August 30, 2014 | Posted in : Fee Award, Fee Award Factors, Fee Entitlement / Recoverability, Fee Issues on Appeal, Fee Jurisprudence, Fee Shifting, Prevailing Party Issues

A recent New Jersey Law Journal story, “Third Circuit OKs ERISA Attorney Fees Under Catalyst Theory,” reports that the U.S. Court Appeals for the Third Circuit has ruled that attorney fees may be awarded in Employee Retirement Income Security Act (ERISA) cases under the catalyst theory, which entitles plaintiffs to fees where the pressure of a lawsuit causes a defendant to voluntarily change its conduct.

In a nonprecedential ruling in Boyle v. International Brotherhood of Teamsters Local 863 Welfare Fund, a panel led by Judge Jane Richard Roth, and including Judge Thomas I. Vanaskie and Joseph A. Greenway Jr., reversed a New Jersey district judge’s ruling that the ERISA statute does not permit attorney fee awards under the catalyst theory.  In doing so, the court awarded attorney fees to plaintiffs Allen Boyle and Michael Luongo, despite upholding the lower court’s ruling granting summary to the defendants.

Roth pointed to the U.S. Supreme Court’s 2010 ruling Hardt v.
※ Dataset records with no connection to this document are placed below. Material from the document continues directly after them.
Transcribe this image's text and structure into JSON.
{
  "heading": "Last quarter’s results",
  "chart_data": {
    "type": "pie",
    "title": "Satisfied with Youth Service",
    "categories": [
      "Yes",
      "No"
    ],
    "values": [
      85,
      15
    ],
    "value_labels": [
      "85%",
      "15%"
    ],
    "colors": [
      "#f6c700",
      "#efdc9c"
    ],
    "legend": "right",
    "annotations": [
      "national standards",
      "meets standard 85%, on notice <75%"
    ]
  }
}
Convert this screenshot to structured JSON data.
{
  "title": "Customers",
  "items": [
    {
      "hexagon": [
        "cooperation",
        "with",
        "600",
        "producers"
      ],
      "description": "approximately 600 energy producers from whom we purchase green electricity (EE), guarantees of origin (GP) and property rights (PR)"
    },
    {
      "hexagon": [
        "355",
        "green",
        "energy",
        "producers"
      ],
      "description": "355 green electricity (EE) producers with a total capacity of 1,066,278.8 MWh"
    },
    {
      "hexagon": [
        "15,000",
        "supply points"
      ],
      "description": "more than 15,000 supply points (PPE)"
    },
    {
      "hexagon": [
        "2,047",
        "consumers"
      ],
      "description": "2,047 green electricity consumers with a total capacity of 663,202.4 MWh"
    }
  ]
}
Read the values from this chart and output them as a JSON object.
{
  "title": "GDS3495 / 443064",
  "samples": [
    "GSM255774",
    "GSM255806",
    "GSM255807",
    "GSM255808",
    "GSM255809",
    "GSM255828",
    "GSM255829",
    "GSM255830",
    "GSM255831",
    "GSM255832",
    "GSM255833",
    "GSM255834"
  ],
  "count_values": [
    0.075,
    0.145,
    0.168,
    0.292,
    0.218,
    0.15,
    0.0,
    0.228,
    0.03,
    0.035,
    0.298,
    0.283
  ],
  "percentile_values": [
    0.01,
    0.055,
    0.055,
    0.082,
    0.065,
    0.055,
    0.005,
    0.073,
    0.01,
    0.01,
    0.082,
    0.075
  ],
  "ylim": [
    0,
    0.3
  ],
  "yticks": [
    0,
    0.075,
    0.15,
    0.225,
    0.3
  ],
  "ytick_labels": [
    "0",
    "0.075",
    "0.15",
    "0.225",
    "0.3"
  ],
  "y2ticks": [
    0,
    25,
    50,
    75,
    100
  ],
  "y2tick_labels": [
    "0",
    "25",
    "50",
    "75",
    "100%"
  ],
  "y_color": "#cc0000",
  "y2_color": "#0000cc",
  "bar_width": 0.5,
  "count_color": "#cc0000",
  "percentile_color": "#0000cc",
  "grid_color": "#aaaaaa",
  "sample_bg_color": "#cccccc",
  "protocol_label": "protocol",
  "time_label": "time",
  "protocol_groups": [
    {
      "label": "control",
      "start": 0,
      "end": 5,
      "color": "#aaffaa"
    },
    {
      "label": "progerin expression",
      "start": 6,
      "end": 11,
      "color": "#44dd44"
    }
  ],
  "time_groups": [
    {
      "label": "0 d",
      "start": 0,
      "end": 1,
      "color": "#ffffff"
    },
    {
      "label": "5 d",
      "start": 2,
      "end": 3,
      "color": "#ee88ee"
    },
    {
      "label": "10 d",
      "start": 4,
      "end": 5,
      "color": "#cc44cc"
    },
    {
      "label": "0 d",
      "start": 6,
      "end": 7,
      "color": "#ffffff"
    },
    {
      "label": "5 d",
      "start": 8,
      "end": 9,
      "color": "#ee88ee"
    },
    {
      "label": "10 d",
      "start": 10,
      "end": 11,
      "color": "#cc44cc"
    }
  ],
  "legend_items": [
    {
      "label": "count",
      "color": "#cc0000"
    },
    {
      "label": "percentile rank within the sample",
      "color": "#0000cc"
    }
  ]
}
Reliance Standard Life Insurance, in which it found that the ERISA statute gives district courts broad discretion to award attorney fees to plaintiffs.  The Hardt court said the ERISA statute does not limit attorney fee awards to ‘”prevailing parties,’” but instead allows parties that show ‘”some degree of success on the merits’” beyond a ‘”trivial success on the merits or purely procedural victory’” to recoup fees, according to Roth.

Roth found that while Boyle and Luongo did not prevail in the case, they achieved some success with their lawsuit by promoting their former employer to voluntarily offer to retroactively reinstate benefits to early retirees and to reimburse them for any alternative coverage they may have purchased during the four-month period in 2011 when benefits ceased.

“We hold that in light of the Supreme Court’s clear rejection of the ‘prevailing party’ standard in Hardt, the catalyst theory remains viable under ERISA,” Roth said.